The room was sparse and the casting director looked exhausted. I could tell he'd been trying to cast the show for quite some time. He made a quip or two about the script before filming the scene. "Nice job," he said afterwards. I left and forgot about the whole thing.

A few days later I received a callback. Really? I thought. Though I'd put my best foot forward I'd convinced myself I was totally wrong for the part, which actually liberated me. I was free to make bold choices, there was an ease to my performance, and because I was sure the part would go to someone else I was incredibly relaxed. I should mention I also had fun.

I returned a few days later but this time the stakes felt raised. I felt closer. Still, I tried to remember the approach that got me here in the first place. It wasn't ambivalence, but the ability to want something without needing it. Once again I was loose, free, and able to have fun with the part. A few weeks later I booked the role.

Not surprisingly, I've booked several other roles when I was able to audition like I didn't need it. I absolutely wanted the parts, but I knew my life would go on if I didn't get cast. 

As both an actor and a casting reader I learned those are very attractive qualities to have as an artist, and they're only cultivated through living a rich life "off-stage." 
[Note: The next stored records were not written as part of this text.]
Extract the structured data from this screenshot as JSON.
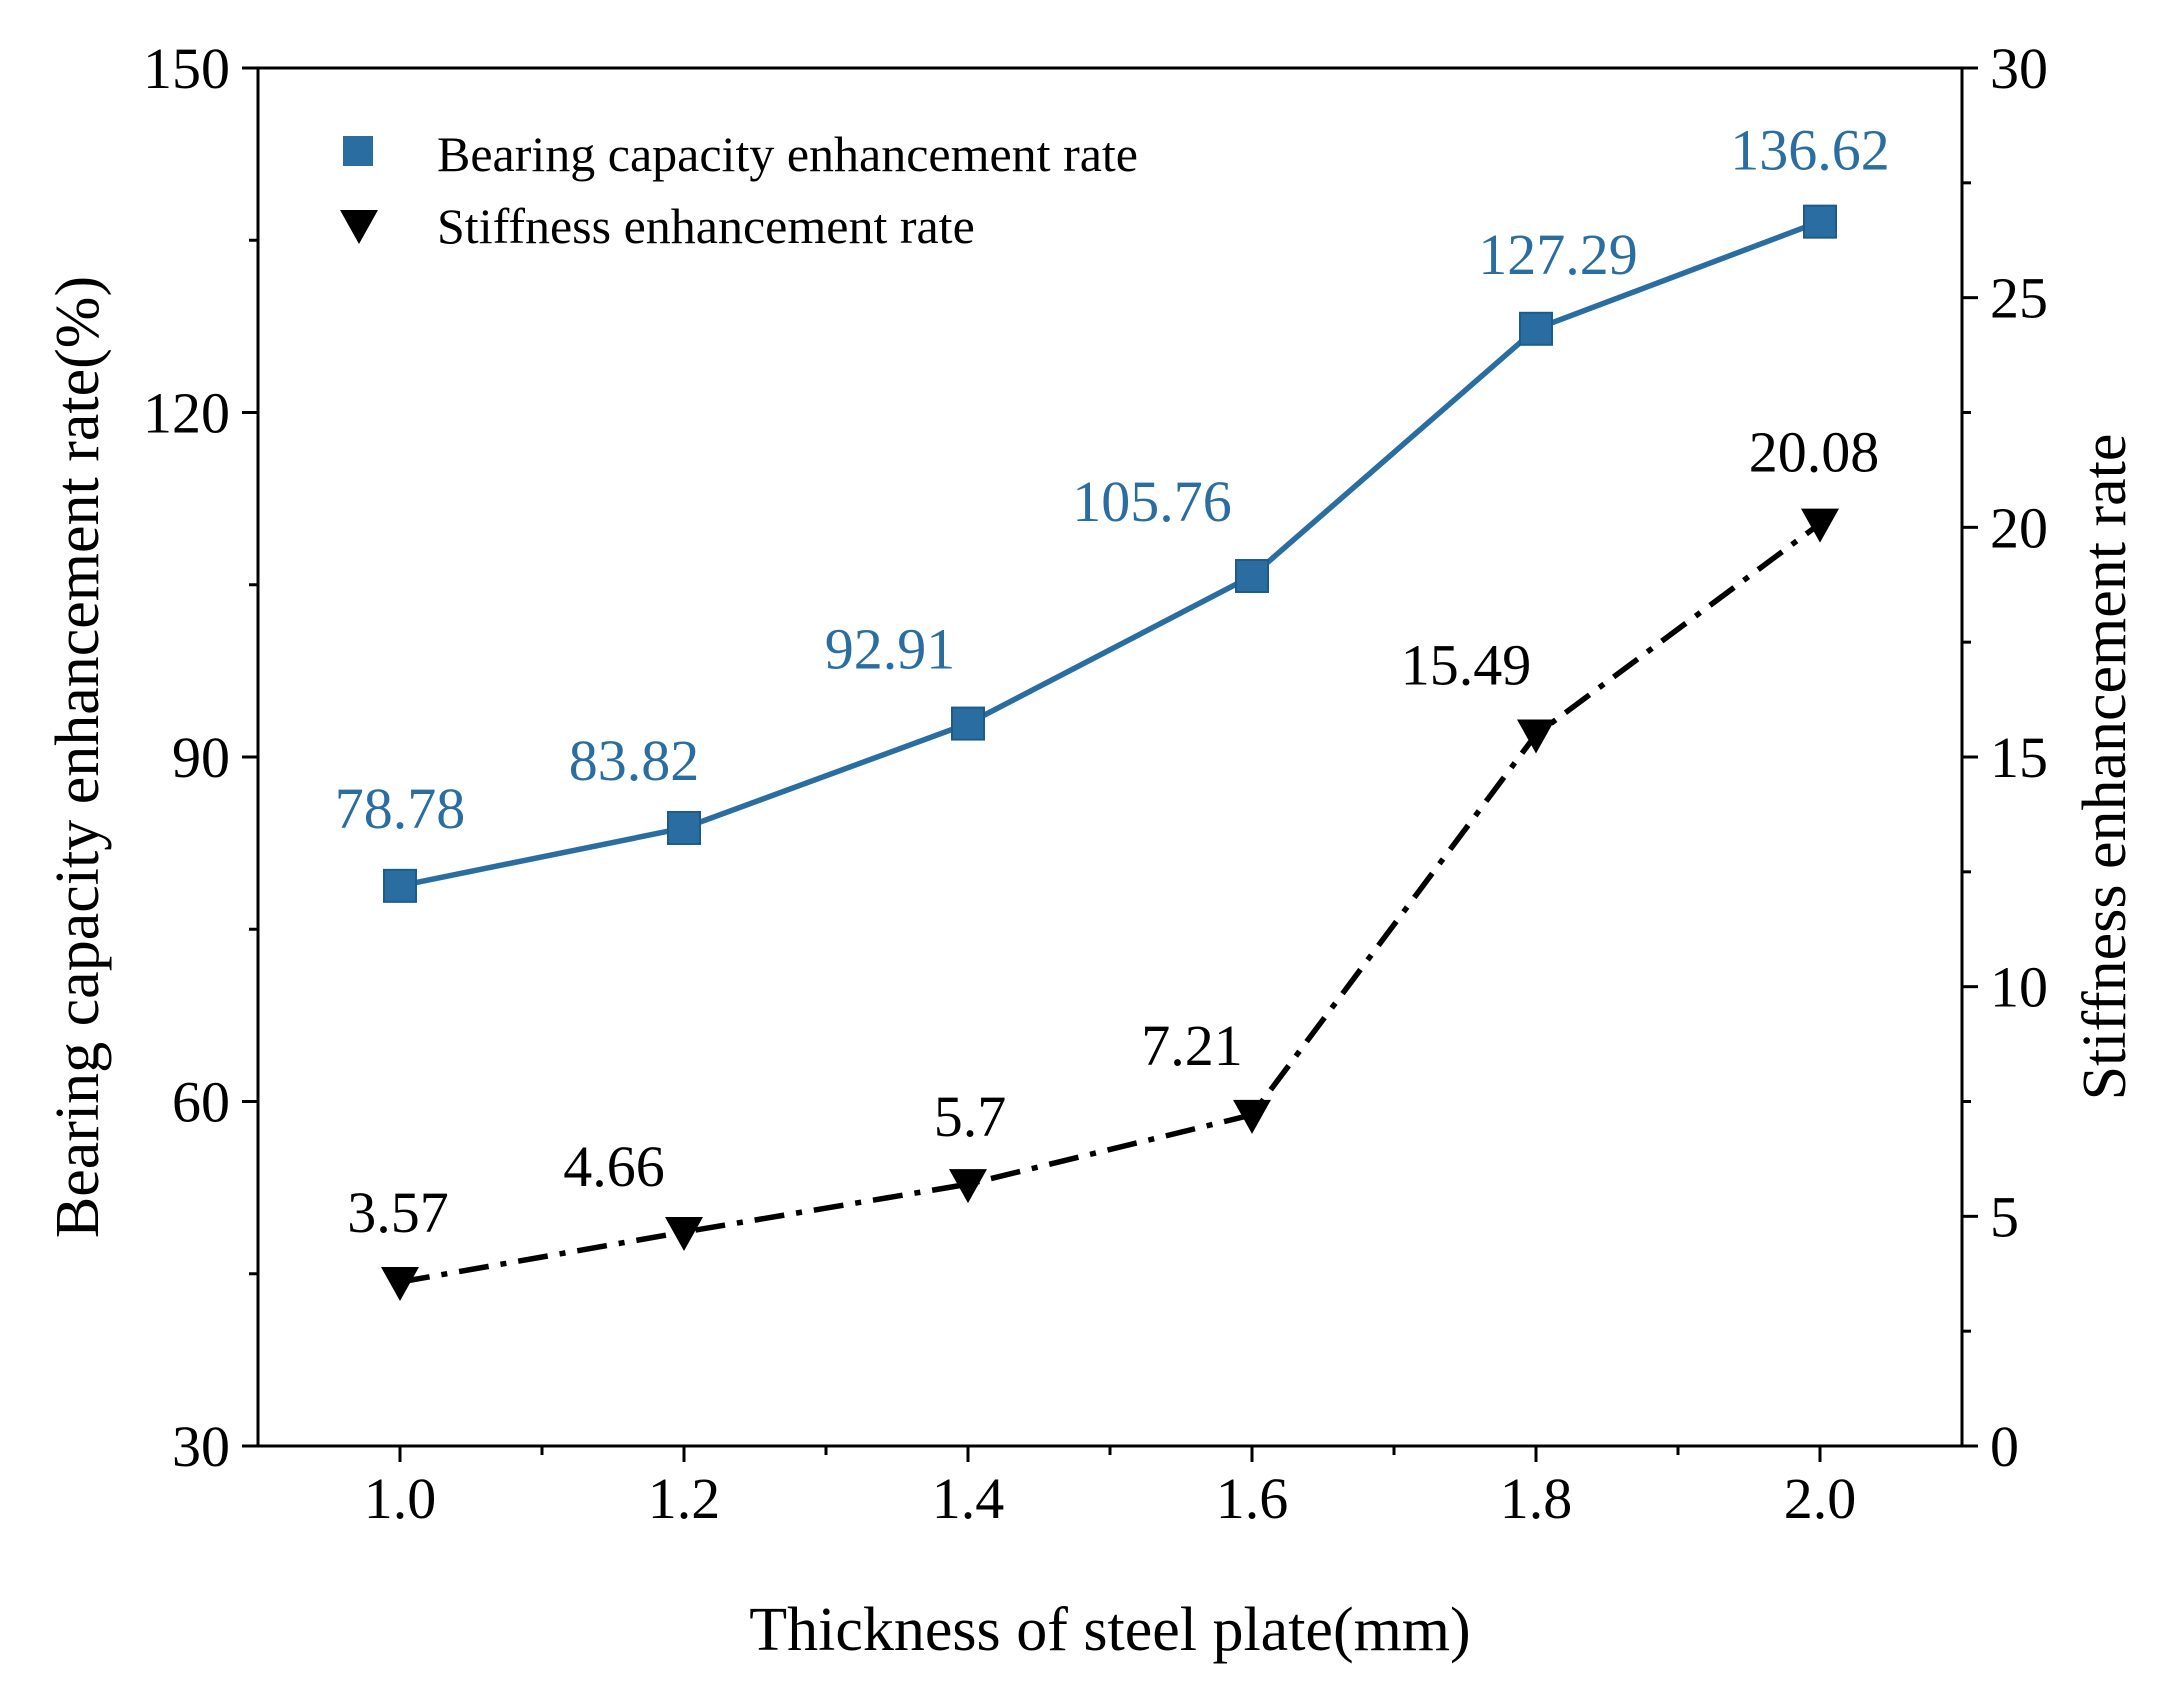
{
  "chart_data": {
    "type": "line",
    "x": [
      "1.0",
      "1.2",
      "1.4",
      "1.6",
      "1.8",
      "2.0"
    ],
    "xvalues": [
      1.0,
      1.2,
      1.4,
      1.6,
      1.8,
      2.0
    ],
    "xlim": [
      0.9,
      2.1
    ],
    "xlabel": "Thickness of steel plate(mm)",
    "y_left": {
      "label": "Bearing capacity enhancement rate(%)",
      "lim": [
        30,
        150
      ],
      "ticks": [
        "30",
        "60",
        "90",
        "120",
        "150"
      ],
      "tickvalues": [
        30,
        60,
        90,
        120,
        150
      ]
    },
    "y_right": {
      "label": "Stiffness enhancement rate",
      "lim": [
        0,
        30
      ],
      "ticks": [
        "0",
        "5",
        "10",
        "15",
        "20",
        "25",
        "30"
      ],
      "tickvalues": [
        0,
        5,
        10,
        15,
        20,
        25,
        30
      ]
    },
    "series": [
      {
        "name": "Bearing capacity enhancement rate",
        "axis": "left",
        "marker": "square",
        "line": "solid",
        "color": "#2a6ea1",
        "values": [
          78.78,
          83.82,
          92.91,
          105.76,
          127.29,
          136.62
        ],
        "labels": [
          "78.78",
          "83.82",
          "92.91",
          "105.76",
          "127.29",
          "136.62"
        ]
      },
      {
        "name": "Stiffness enhancement rate",
        "axis": "right",
        "marker": "triangle-down",
        "line": "dash-dot",
        "color": "#000000",
        "values": [
          3.57,
          4.66,
          5.7,
          7.21,
          15.49,
          20.08
        ],
        "labels": [
          "3.57",
          "4.66",
          "5.7",
          "7.21",
          "15.49",
          "20.08"
        ]
      }
    ],
    "legend": "top-left",
    "grid": false
  }
}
When you have other interests, relationships, and goals to look forward to you have a unique sense of perspective that will undoubtedly serve your artistry.



Wednesday, July 19, 2017

You Can Get a "C" Just for Showing Up

Before I went to college my dad told me there was no excuse for skipping class. “You can get a “C” just for showing up,” he said. His point was that half of success in life comes from the quality of our presence. Kindness and gratitude will get you further than you think. When we focus on what we have it becomes difficult to come up with what we don’t.
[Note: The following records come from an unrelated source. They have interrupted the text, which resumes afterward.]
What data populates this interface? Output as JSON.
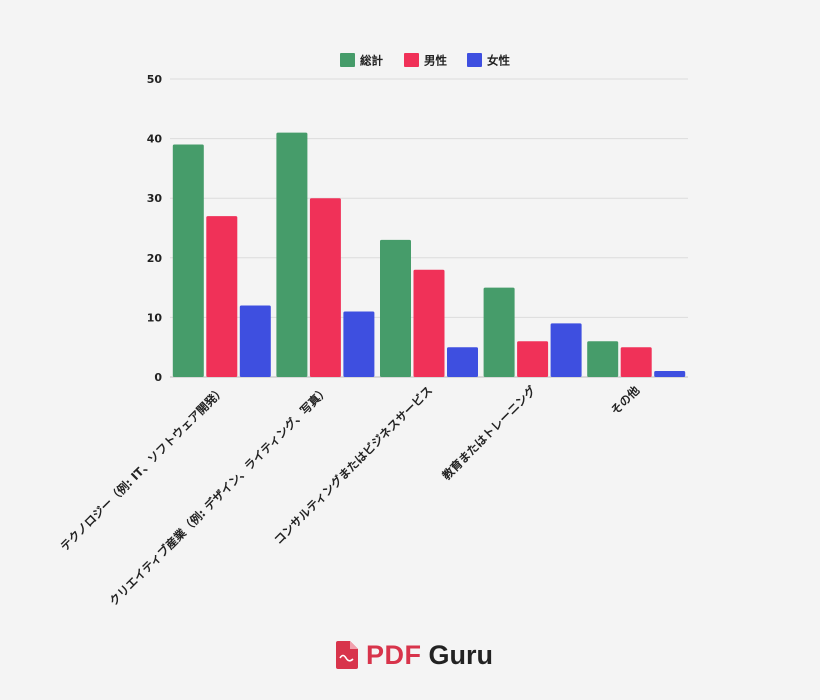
{
  "chart_data": {
    "type": "bar",
    "categories": [
      "テクノロジー（例: IT、ソフトウェア開発）",
      "クリエイティブ産業（例: デザイン、ライティング、写真）",
      "コンサルティングまたはビジネスサービス",
      "教育またはトレーニング",
      "その他"
    ],
    "series": [
      {
        "name": "総計",
        "values": [
          39,
          41,
          23,
          15,
          6
        ],
        "color": "#469c6a"
      },
      {
        "name": "男性",
        "values": [
          27,
          30,
          18,
          6,
          5
        ],
        "color": "#f03158"
      },
      {
        "name": "女性",
        "values": [
          12,
          11,
          5,
          9,
          1
        ],
        "color": "#3e4fe0"
      }
    ],
    "ylim": [
      0,
      50
    ],
    "yticks": [
      0,
      10,
      20,
      30,
      40,
      50
    ],
    "grid": true,
    "legend_position": "top-center",
    "xlabel": "",
    "ylabel": ""
  },
  "brand": {
    "name_part1": "PDF",
    "name_part2": "Guru",
    "icon": "pdf-file-icon",
    "accent_color": "#d8344b"
  }
}
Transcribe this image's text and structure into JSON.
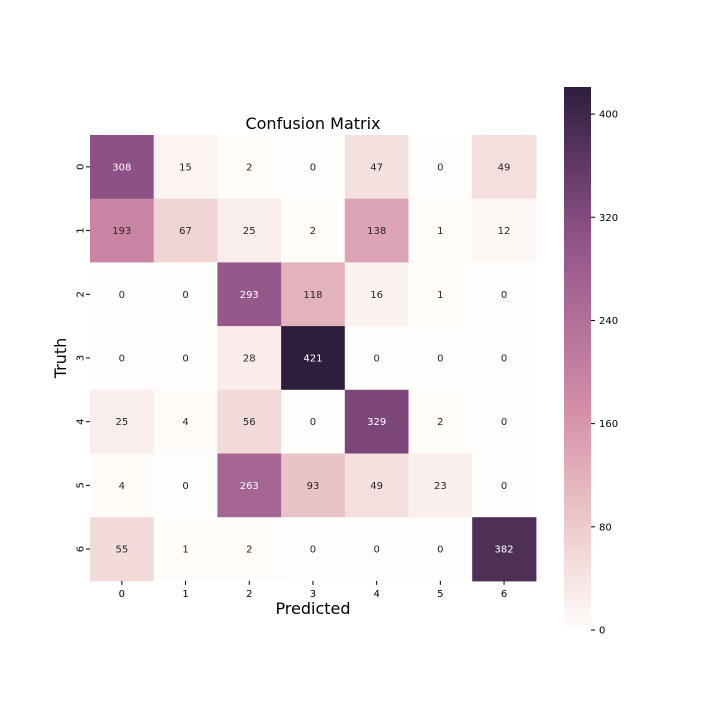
{
  "chart_data": {
    "type": "heatmap",
    "title": "Confusion Matrix",
    "xlabel": "Predicted",
    "ylabel": "Truth",
    "x_categories": [
      "0",
      "1",
      "2",
      "3",
      "4",
      "5",
      "6"
    ],
    "y_categories": [
      "0",
      "1",
      "2",
      "3",
      "4",
      "5",
      "6"
    ],
    "values": [
      [
        308,
        15,
        2,
        0,
        47,
        0,
        49
      ],
      [
        193,
        67,
        25,
        2,
        138,
        1,
        12
      ],
      [
        0,
        0,
        293,
        118,
        16,
        1,
        0
      ],
      [
        0,
        0,
        28,
        421,
        0,
        0,
        0
      ],
      [
        25,
        4,
        56,
        0,
        329,
        2,
        0
      ],
      [
        4,
        0,
        263,
        93,
        49,
        23,
        0
      ],
      [
        55,
        1,
        2,
        0,
        0,
        0,
        382
      ]
    ],
    "colorbar": {
      "min": 0,
      "max": 421,
      "ticks": [
        0,
        80,
        160,
        240,
        320,
        400
      ],
      "tick_labels": [
        "0",
        "80",
        "160",
        "240",
        "320",
        "400"
      ]
    },
    "colors": {
      "low": "#fffdfb",
      "mid1": "#ecc9c9",
      "mid2": "#d58fa9",
      "mid3": "#915389",
      "high": "#2d1e3e"
    },
    "grid": false
  }
}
I had plenty of examples in my personal life of people who embodied that very spirit. People like my friend Dan, who’d lost both of his parents by the age of 20, yet still found a way to thrive as an orthapaedic surgeon. Instead of using his setbacks as an excuse to retreat he dug his heels in and used those challenges to develop a sense of grit and fortitude that got him into the top medical school in the country.


He taught me we get to choose how we show up in life and that the quality of our contributions begins with the quality of our philosophy - that problems are only meant to test our resolve and be reframed into opportunities; if not over the wall then under. If not under then around. And in time, with enough trial and error, we may even discover we’ve been climbing the wrong wall to begin with.